Am 18. Mai 1848 nahm die deutsche Nationalversammlung in Frankfurt am Main ihre Arbeit auf. Marx und Engels begleiteten sie in der „Neuen Rheinischen Zeitung“

Angst vor jeder Volksbewegung

Vier Tage soll das „Paulskirchenfest“ dauern, das die Stadt Frankfurt am Main ab dem 18. Mai veranstaltet. Anlass ist der 175. Jahrestag des Zusammentretens der deutschen Nationalversammlung. Der Bundespräsident wird eröffnen, es gibt den üblichen Eventrummel und eine „Ode an die Demokratie“ am Mainkai. Man darf gespannt sein, ob mehr drin ist als bei den jährlichen staatlichen Versuchen am 3. Oktober, das Wahlvolk mit heroisierenden Reden über den DDR-Anschluss – die größte antidemokratische Enteignungs- und Plünderungsaktion der vergangenen Jahrzehnte – plus Bratwurstvertilgung zu begeistern. Prognose: Das klappt nicht. Die Mehrheit der Bevölkerung ist nicht davon abzubringen, dass die Wahrheit der proklamierten Demokratie im kapitalistischen Alltag liegt.

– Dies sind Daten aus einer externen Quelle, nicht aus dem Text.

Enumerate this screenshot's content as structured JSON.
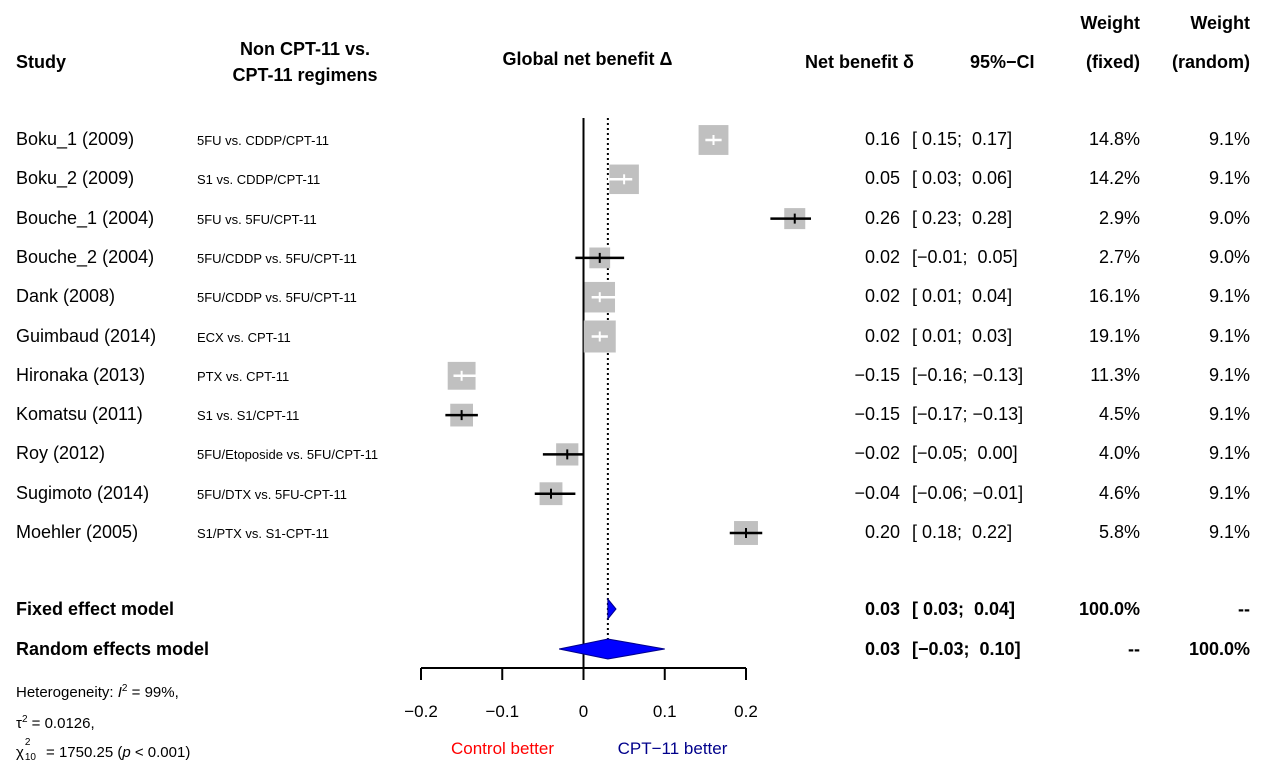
{
  "headers": {
    "study": "Study",
    "comparison_line1": "Non CPT-11 vs.",
    "comparison_line2": "CPT-11 regimens",
    "global": "Global net benefit Δ",
    "net_benefit": "Net benefit δ",
    "ci": "95%−CI",
    "weight_fixed_line1": "Weight",
    "weight_fixed_line2": "(fixed)",
    "weight_random_line1": "Weight",
    "weight_random_line2": "(random)"
  },
  "studies": [
    {
      "name": "Boku_1 (2009)",
      "comparison": "5FU vs. CDDP/CPT-11",
      "effect": "0.16",
      "ci": "[ 0.15;  0.17]",
      "w_fixed": "14.8%",
      "w_random": "9.1%"
    },
    {
      "name": "Boku_2 (2009)",
      "comparison": "S1 vs. CDDP/CPT-11",
      "effect": "0.05",
      "ci": "[ 0.03;  0.06]",
      "w_fixed": "14.2%",
      "w_random": "9.1%"
    },
    {
      "name": "Bouche_1 (2004)",
      "comparison": "5FU vs. 5FU/CPT-11",
      "effect": "0.26",
      "ci": "[ 0.23;  0.28]",
      "w_fixed": "2.9%",
      "w_random": "9.0%"
    },
    {
      "name": "Bouche_2 (2004)",
      "comparison": "5FU/CDDP vs. 5FU/CPT-11",
      "effect": "0.02",
      "ci": "[−0.01;  0.05]",
      "w_fixed": "2.7%",
      "w_random": "9.0%"
    },
    {
      "name": "Dank (2008)",
      "comparison": "5FU/CDDP vs. 5FU/CPT-11",
      "effect": "0.02",
      "ci": "[ 0.01;  0.04]",
      "w_fixed": "16.1%",
      "w_random": "9.1%"
    },
    {
      "name": "Guimbaud (2014)",
      "comparison": "ECX vs. CPT-11",
      "effect": "0.02",
      "ci": "[ 0.01;  0.03]",
      "w_fixed": "19.1%",
      "w_random": "9.1%"
    },
    {
      "name": "Hironaka (2013)",
      "comparison": "PTX vs. CPT-11",
      "effect": "−0.15",
      "ci": "[−0.16; −0.13]",
      "w_fixed": "11.3%",
      "w_random": "9.1%"
    },
    {
      "name": "Komatsu (2011)",
      "comparison": "S1 vs. S1/CPT-11",
      "effect": "−0.15",
      "ci": "[−0.17; −0.13]",
      "w_fixed": "4.5%",
      "w_random": "9.1%"
    },
    {
      "name": "Roy (2012)",
      "comparison": "5FU/Etoposide vs. 5FU/CPT-11",
      "effect": "−0.02",
      "ci": "[−0.05;  0.00]",
      "w_fixed": "4.0%",
      "w_random": "9.1%"
    },
    {
      "name": "Sugimoto (2014)",
      "comparison": "5FU/DTX vs. 5FU-CPT-11",
      "effect": "−0.04",
      "ci": "[−0.06; −0.01]",
      "w_fixed": "4.6%",
      "w_random": "9.1%"
    },
    {
      "name": "Moehler (2005)",
      "comparison": "S1/PTX vs. S1-CPT-11",
      "effect": "0.20",
      "ci": "[ 0.18;  0.22]",
      "w_fixed": "5.8%",
      "w_random": "9.1%"
    }
  ],
  "summaries": [
    {
      "name": "Fixed effect model",
      "effect": "0.03",
      "ci": "[ 0.03;  0.04]",
      "w_fixed": "100.0%",
      "w_random": "--"
    },
    {
      "name": "Random effects model",
      "effect": "0.03",
      "ci": "[−0.03;  0.10]",
      "w_fixed": "--",
      "w_random": "100.0%"
    }
  ],
  "heterogeneity": {
    "line1_prefix": "Heterogeneity: ",
    "i_symbol": "I",
    "i_sup": "2",
    "line1_value": " = 99%,",
    "tau_symbol": "τ",
    "tau_sup": "2",
    "tau_value": " = 0.0126,",
    "chi_symbol": "χ",
    "chi_sup": "2",
    "chi_sub": "10",
    "chi_value": " = 1750.25 (",
    "p_symbol": "p",
    "p_value": " < 0.001)"
  },
  "axis": {
    "ticks": [
      -0.2,
      -0.1,
      0,
      0.1,
      0.2
    ],
    "tick_labels": [
      "−0.2",
      "−0.1",
      "0",
      "0.1",
      "0.2"
    ],
    "xlim": [
      -0.2,
      0.2
    ],
    "left_label": "Control better",
    "right_label": "CPT−11 better",
    "left_label_color": "#ff0000",
    "right_label_color": "#00008b"
  },
  "chart_data": {
    "type": "forest",
    "xlim": [
      -0.2,
      0.2
    ],
    "null_line": 0,
    "summary_line": 0.03,
    "series": [
      {
        "study": "Boku_1 (2009)",
        "effect": 0.16,
        "lower": 0.15,
        "upper": 0.17,
        "weight_fixed": 14.8
      },
      {
        "study": "Boku_2 (2009)",
        "effect": 0.05,
        "lower": 0.03,
        "upper": 0.06,
        "weight_fixed": 14.2
      },
      {
        "study": "Bouche_1 (2004)",
        "effect": 0.26,
        "lower": 0.23,
        "upper": 0.28,
        "weight_fixed": 2.9
      },
      {
        "study": "Bouche_2 (2004)",
        "effect": 0.02,
        "lower": -0.01,
        "upper": 0.05,
        "weight_fixed": 2.7
      },
      {
        "study": "Dank (2008)",
        "effect": 0.02,
        "lower": 0.01,
        "upper": 0.04,
        "weight_fixed": 16.1
      },
      {
        "study": "Guimbaud (2014)",
        "effect": 0.02,
        "lower": 0.01,
        "upper": 0.03,
        "weight_fixed": 19.1
      },
      {
        "study": "Hironaka (2013)",
        "effect": -0.15,
        "lower": -0.16,
        "upper": -0.13,
        "weight_fixed": 11.3
      },
      {
        "study": "Komatsu (2011)",
        "effect": -0.15,
        "lower": -0.17,
        "upper": -0.13,
        "weight_fixed": 4.5
      },
      {
        "study": "Roy (2012)",
        "effect": -0.02,
        "lower": -0.05,
        "upper": 0.0,
        "weight_fixed": 4.0
      },
      {
        "study": "Sugimoto (2014)",
        "effect": -0.04,
        "lower": -0.06,
        "upper": -0.01,
        "weight_fixed": 4.6
      },
      {
        "study": "Moehler (2005)",
        "effect": 0.2,
        "lower": 0.18,
        "upper": 0.22,
        "weight_fixed": 5.8
      }
    ],
    "summaries": [
      {
        "model": "Fixed effect model",
        "effect": 0.03,
        "lower": 0.03,
        "upper": 0.04
      },
      {
        "model": "Random effects model",
        "effect": 0.03,
        "lower": -0.03,
        "upper": 0.1
      }
    ],
    "colors": {
      "box": "#c0c0c0",
      "ci_line": "#000000",
      "diamond": "#0000ff"
    }
  }
}
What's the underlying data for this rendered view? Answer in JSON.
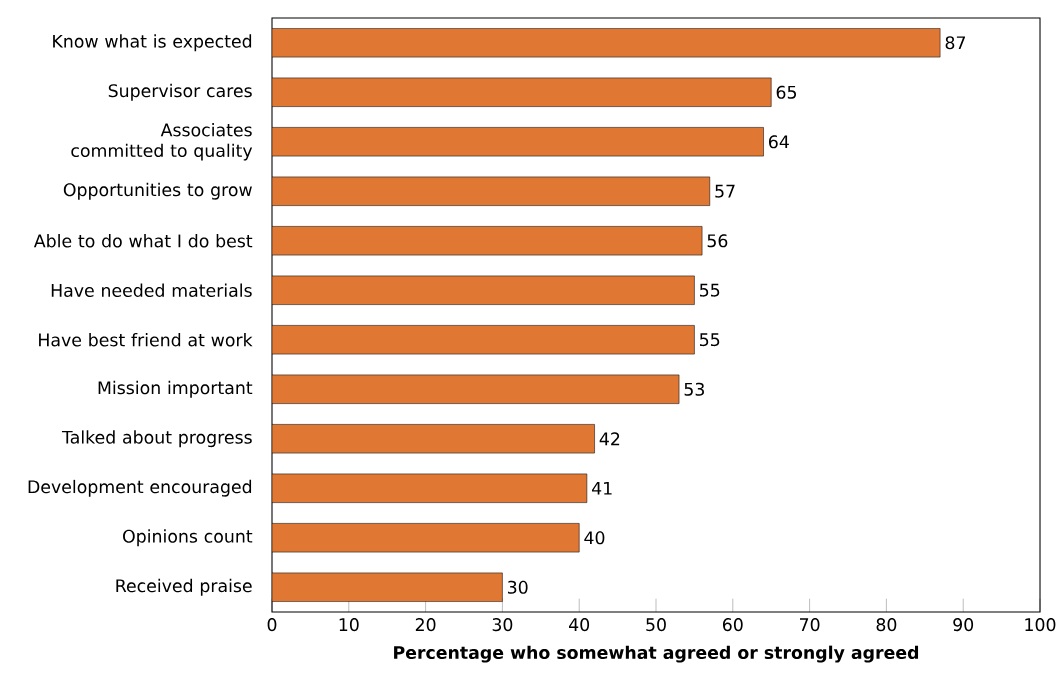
{
  "chart_data": {
    "type": "bar",
    "orientation": "horizontal",
    "xlabel": "Percentage who somewhat agreed or strongly agreed",
    "categories": [
      "Know what is expected",
      "Supervisor cares",
      "Associates committed to quality",
      "Opportunities to grow",
      "Able to do what I do best",
      "Have needed materials",
      "Have best friend at work",
      "Mission important",
      "Talked about progress",
      "Development encouraged",
      "Opinions count",
      "Received praise"
    ],
    "values": [
      87,
      65,
      64,
      57,
      56,
      55,
      55,
      53,
      42,
      41,
      40,
      30
    ],
    "color": "#e07833",
    "data_labels": true,
    "xlim": [
      0,
      100
    ],
    "xticks": [
      0,
      10,
      20,
      30,
      40,
      50,
      60,
      70,
      80,
      90,
      100
    ]
  }
}
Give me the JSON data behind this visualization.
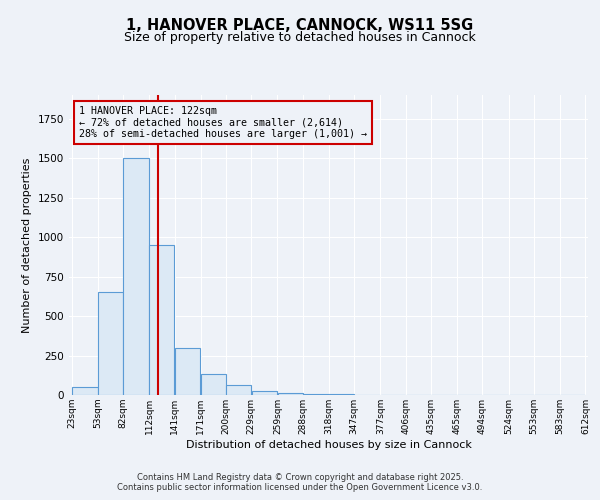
{
  "title": "1, HANOVER PLACE, CANNOCK, WS11 5SG",
  "subtitle": "Size of property relative to detached houses in Cannock",
  "xlabel": "Distribution of detached houses by size in Cannock",
  "ylabel": "Number of detached properties",
  "bar_edges": [
    23,
    53,
    82,
    112,
    141,
    171,
    200,
    229,
    259,
    288,
    318,
    347,
    377,
    406,
    435,
    465,
    494,
    524,
    553,
    583,
    612
  ],
  "bar_values": [
    50,
    650,
    1500,
    950,
    300,
    135,
    65,
    25,
    15,
    8,
    5,
    3,
    2,
    1,
    1,
    1,
    0,
    0,
    0,
    1
  ],
  "bar_color": "#dce9f5",
  "bar_edgecolor": "#5b9bd5",
  "vline_x": 122,
  "vline_color": "#cc0000",
  "annotation_line1": "1 HANOVER PLACE: 122sqm",
  "annotation_line2": "← 72% of detached houses are smaller (2,614)",
  "annotation_line3": "28% of semi-detached houses are larger (1,001) →",
  "ylim": [
    0,
    1900
  ],
  "background_color": "#eef2f8",
  "grid_color": "#ffffff",
  "title_fontsize": 10.5,
  "subtitle_fontsize": 9,
  "axis_fontsize": 8,
  "footer_text": "Contains HM Land Registry data © Crown copyright and database right 2025.\nContains public sector information licensed under the Open Government Licence v3.0.",
  "tick_labels": [
    "23sqm",
    "53sqm",
    "82sqm",
    "112sqm",
    "141sqm",
    "171sqm",
    "200sqm",
    "229sqm",
    "259sqm",
    "288sqm",
    "318sqm",
    "347sqm",
    "377sqm",
    "406sqm",
    "435sqm",
    "465sqm",
    "494sqm",
    "524sqm",
    "553sqm",
    "583sqm",
    "612sqm"
  ]
}
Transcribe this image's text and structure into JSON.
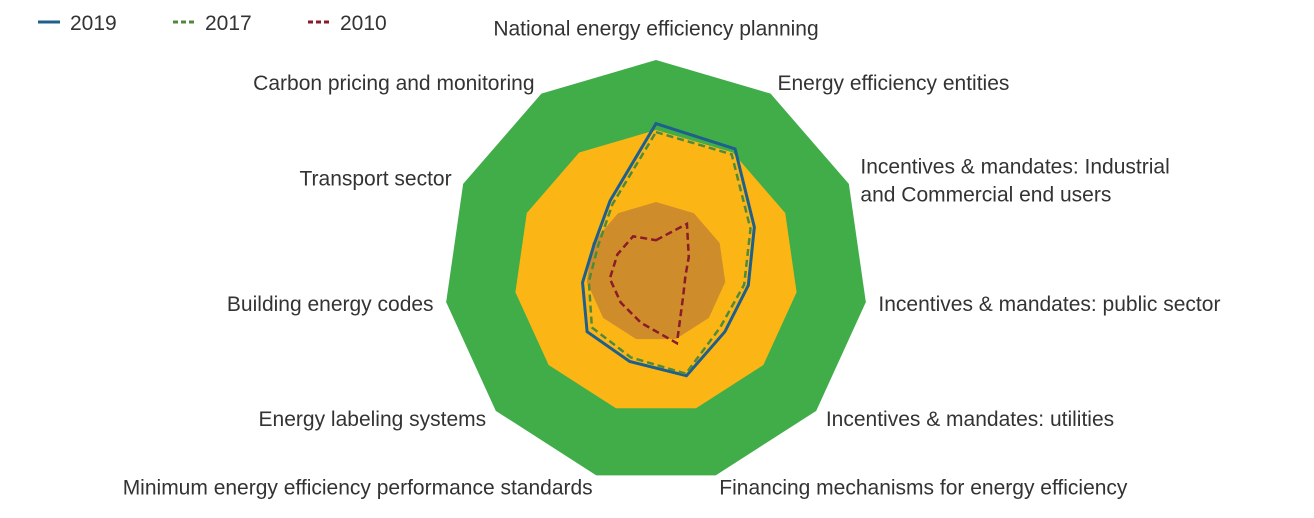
{
  "chart_data": {
    "type": "radar",
    "categories": [
      "National energy efficiency planning",
      "Energy efficiency entities",
      "Incentives & mandates: Industrial and Commercial end users",
      "Incentives & mandates: public sector",
      "Incentives & mandates: utilities",
      "Financing mechanisms for energy efficiency",
      "Minimum energy efficiency performance standards",
      "Energy labeling systems",
      "Building energy codes",
      "Transport sector",
      "Carbon pricing and monitoring"
    ],
    "rlim": [
      0,
      100
    ],
    "bands": [
      {
        "to": 100,
        "color": "#41ad49"
      },
      {
        "to": 67,
        "color": "#fbb616"
      },
      {
        "to": 33,
        "color": "#cf8c2a"
      }
    ],
    "series": [
      {
        "name": "2019",
        "color": "#1f5f8b",
        "dash": "solid",
        "values": [
          70,
          69,
          51,
          44,
          43,
          51,
          44,
          43,
          35,
          32,
          40
        ]
      },
      {
        "name": "2017",
        "color": "#4f8a3c",
        "dash": "dashed",
        "values": [
          66,
          66,
          49,
          42,
          40,
          50,
          42,
          40,
          32,
          30,
          38
        ]
      },
      {
        "name": "2010",
        "color": "#8b1a2b",
        "dash": "dashed",
        "values": [
          15,
          27,
          17,
          14,
          17,
          35,
          25,
          22,
          22,
          20,
          20
        ]
      }
    ],
    "legend": "top-left"
  }
}
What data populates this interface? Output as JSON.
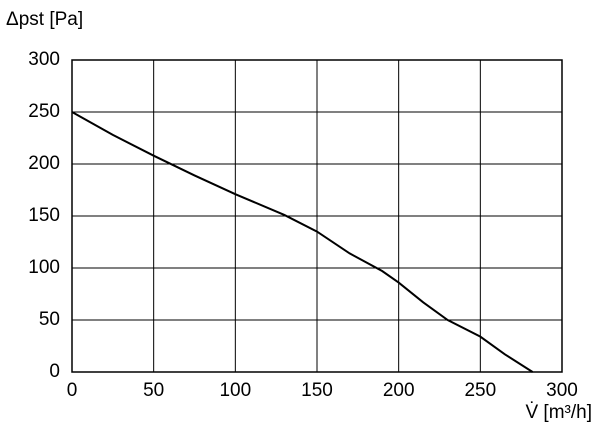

Bei allen Unterschieden zwischen 1848 und heute: Diese Grundkonstellation spielte damals schon eine Rolle, jedenfalls in den Texten zur Nationalversammlung von Marx, Engels und ihren Genossen in der „Neuen Rheinischen Zeitung“, die sie „Organ der Demokratie“ genannt hatten. Dies war die Zeitung nicht „im Sinne irgendeiner parlamentarischen Linken. Nach dieser Ehre geizte sie nicht, vielmehr hielt sie die Überwachung der Demokratie für dringend notwendig“, wie Franz Mehring 1918 in seiner Marx-Biographie schrieb.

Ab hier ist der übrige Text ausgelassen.